Винсента охватила нерешительность.
– Да.
– Раскаиваешься ли ты?
Еще одна пауза.
– Да.
– Сказал ли ты ей о том, что сожалеешь о случившемся?
Он расстроено провел рукой по своему лицу.
– Нет.
Отец Альберто на мгновение замолчал.
– Это была она?
У Винсента не было никакой необходимости отвечать. Они оба знали, что это была она… им обоим было известно и то, что подобное происходило уже не в первый раз.

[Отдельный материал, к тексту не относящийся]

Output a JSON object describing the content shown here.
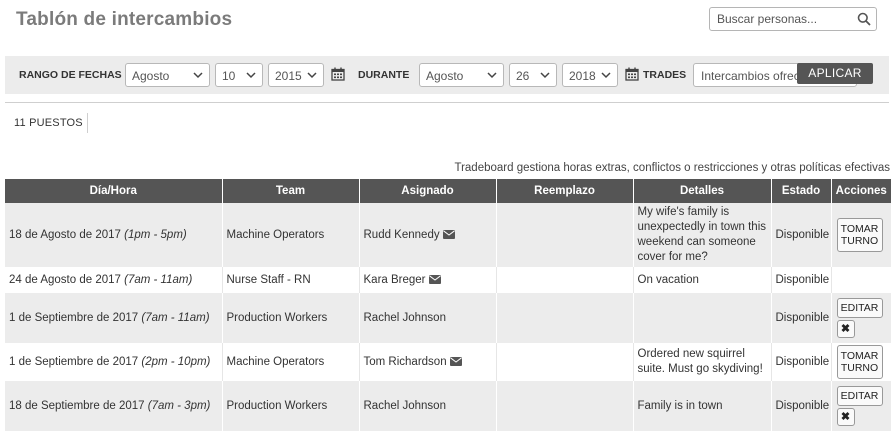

– Я разозлился, – сказал Винсент. – Было 12-ое число, в этот день я потерял Мауру. Боль, которую я испытывал в то утро, была самой сильной за минувшие несколько лет, и я очень устал от этой боли. Мне хотелось, чтобы кто-нибудь еще испытал ее. Чтобы кто-нибудь еще почувствовал то, что чувствовал я. Мне нужно было дать этому волю, дабы попросту не взорваться. Мне нужно было почувствовать себя, наконец, лучше.
– И тебе стало лучше?
– Нет, – ответил он. – Теперь мне еще хуже. Я по-прежнему зол – очень зол, святой отец – но сейчас к этому прибавилось еще и чувство стыда. Мне хочется, чтобы эти чувства исчезли, но я не знаю, что сделать для того, чтобы избавиться от них.
– Ох, но, я полагаю, ты знаешь, что нужно делать, – сказал отец Альберто. – Не судите, да не судимы будете. Не осуждайте, и не будете осуждены. Прощайте, и прощены будете.
– Евангелие от Луки, 6:37, – сказал Винсент, узнавая Священное писание. – Но что делать, если я не могу остановиться? Не могу просто отпустить? Не могу простить?